Executor Cores	Number of CPU cores of each Executor applied for by jobs, which determines the capability of each Executor to execute tasks concurrently. Enter a value from 0 to 4. If more resources than available ones are requested, the task may fail.
Executors	Number of Executors applied for by a job Enter a value from 0 to 100. If more resources than available ones are requested, the task may fail.
Driver Cores	Number of CPU cores of the driver Enter a value from 0 to 4. If more resources than available ones are requested, the task may fail.
Driver Memory	Driver memory size. It is recommended that the ratio of the number of driver CPU cores to the driver memory be 1:4. The value ranges from 0 to 16 GB or from 0 to 16,384 MB. If more resources than available ones are requested, the task may fail.

Click OK. The sensitive data discovery task is created.

If no execution result is displayed after the sensitive data discovery task is successfully executed, and no matched information is found in the run log, it means no sensitive data is discovered.

Related Operations

Running or scheduling a task: On the Sensitive Data Discovery page, locate a task and click Run in the Operation column or click More in the Operation column and select Start.
You can determine whether a task is scheduled once or repeatedly based on the scheduling period.
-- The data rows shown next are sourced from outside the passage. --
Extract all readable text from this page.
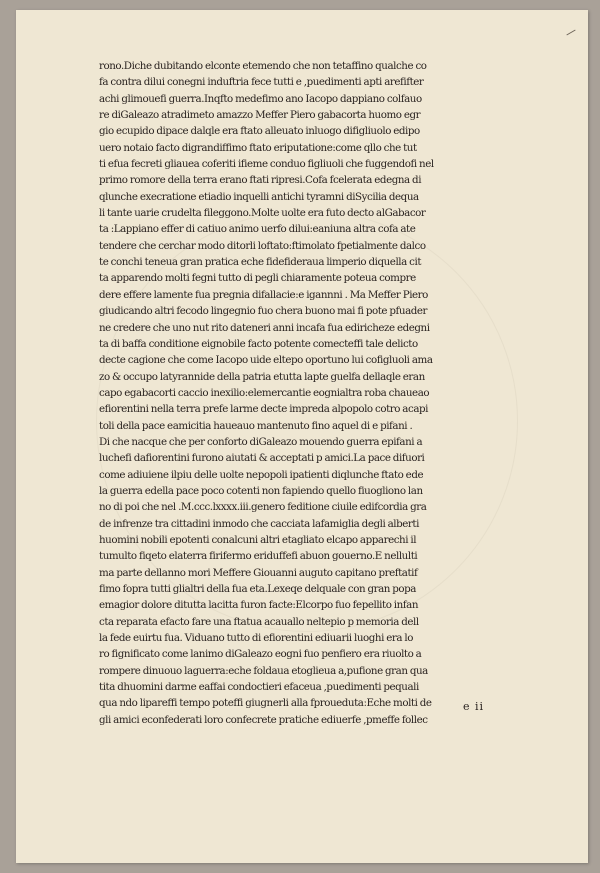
rono.Diche dubitando elconte etemendo che non tetaffino qualche co
fa contra dilui conegni induftria fece tutti e ,puedimenti apti arefifter
achi glimouefi guerra.Inqfto medefimo ano Iacopo dappiano colfauo
re diGaleazo atradimeto amazzo Meffer Piero gabacorta huomo egr
gio ecupido dipace dalqle era ftato alleuato inluogo difigliuolo edipo
uero notaio facto digrandiffimo ftato eriputatione:come qllo che tut
ti efua fecreti gliauea coferiti ifieme conduo figliuoli che fuggendofi nel
primo romore della terra erano ftati ripresi.Cofa fcelerata edegna di
qlunche execratione etiadio inquelli antichi tyramni diSycilia dequa
li tante uarie crudelta fileggono.Molte uolte era futo decto alGabacor
ta :Lappiano effer di catiuo animo uerfo dilui:eaniuna altra cofa ate
tendere che cerchar modo ditorli loftato:ftimolato fpetialmente dalco
te conchi teneua gran pratica eche fidefideraua limperio diquella cit
ta apparendo molti fegni tutto di pegli chiaramente poteua compre
dere effere lamente fua pregnia difallacie:e igannni . Ma Meffer Piero
giudicando altri fecodo lingegnio fuo chera buono mai fi pote pfuader
ne credere che uno nut rito dateneri anni incafa fua ediricheze edegni
ta di baffa conditione eignobile facto potente comecteffi tale delicto
decte cagione che come Iacopo uide eltepo oportuno lui cofigluoli ama
zo & occupo latyrannide della patria etutta lapte guelfa dellaqle eran
capo egabacorti caccio inexilio:elemercantie eognialtra roba chaueao
efiorentini nella terra prefe larme decte impreda alpopolo cotro acapi
toli della pace eamicitia haueauo mantenuto fino aquel di e pifani .
Di che nacque che per conforto diGaleazo mouendo guerra epifani a
luchefi dafiorentini furono aiutati & acceptati p amici.La pace difuori
come adiuiene ilpiu delle uolte nepopoli ipatienti diqlunche ftato ede
la guerra edella pace poco cotenti non fapiendo quello fiuogliono lan
no di poi che nel .M.ccc.lxxxx.iii.genero feditione ciuile edifcordia gra
de infrenze tra cittadini inmodo che cacciata lafamiglia degli alberti
huomini nobili epotenti conalcuni altri etagliato elcapo apparechi il
tumulto fiqeto elaterra firifermo eriduffefi abuon gouerno.E nellulti
ma parte dellanno mori Meffere Giouanni auguto capitano preftatif
fimo fopra tutti glialtri della fua eta.Lexeqe delquale con gran popa
emagior dolore ditutta lacitta furon facte:Elcorpo fuo fepellito infan
cta reparata efacto fare una ftatua acauallo neltepio p memoria dell
la fede euirtu fua. Viduano tutto di efiorentini ediuarii luoghi era lo
ro fignificato come lanimo diGaleazo eogni fuo penfiero era riuolto a
rompere dinuouo laguerra:eche foldaua etoglieua a,pufione gran qua
tita dhuomini darme eaffai condoctieri efaceua ,puedimenti pequali
qua ndo lipareffi tempo poteffi giugnerli alla fprouedutaːEche molti de
gli amici econfederati loro confecrete pratiche ediuerfe ,pmeffe follec
e ii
If you run or schedule a task for which Manually synchronize the recognition result is not selected as a common user other than the DAYU Administrator, Tenant Administrator, or data security administrator, the task fails to be executed. Only the DAYU Administrator, Tenant Administrator, or data security administrator can run or schedule tasks for which Manually synchronize the recognition result is not selected.
Editing a task: On the Sensitive Data Discovery page, locate a task and click Edit in the Operation column.
A task in the Running state cannot be edited.
Deleting tasks: On the Sensitive Data Discovery page, locate a task, click More in the Operation column, and select Delete. To delete multiple tasks at a time, select the tasks and click Delete above the task list.
A task in the Running state cannot be deleted.
- Deleting a sensitive data discovery task will delete the discovery result. Exercise caution when performing this operation.
- The deletion operation cannot be undone. Exercise caution when performing this operation.
Viewing running instance logs: On the Sensitive Data Discovery page, locate a task and click to expand instances. Click Operation and select View Log.
If a task fails to be executed, you can locate the failure cause based on logs, rectify the fault, and try the task again. If the fault persists, contact technical support.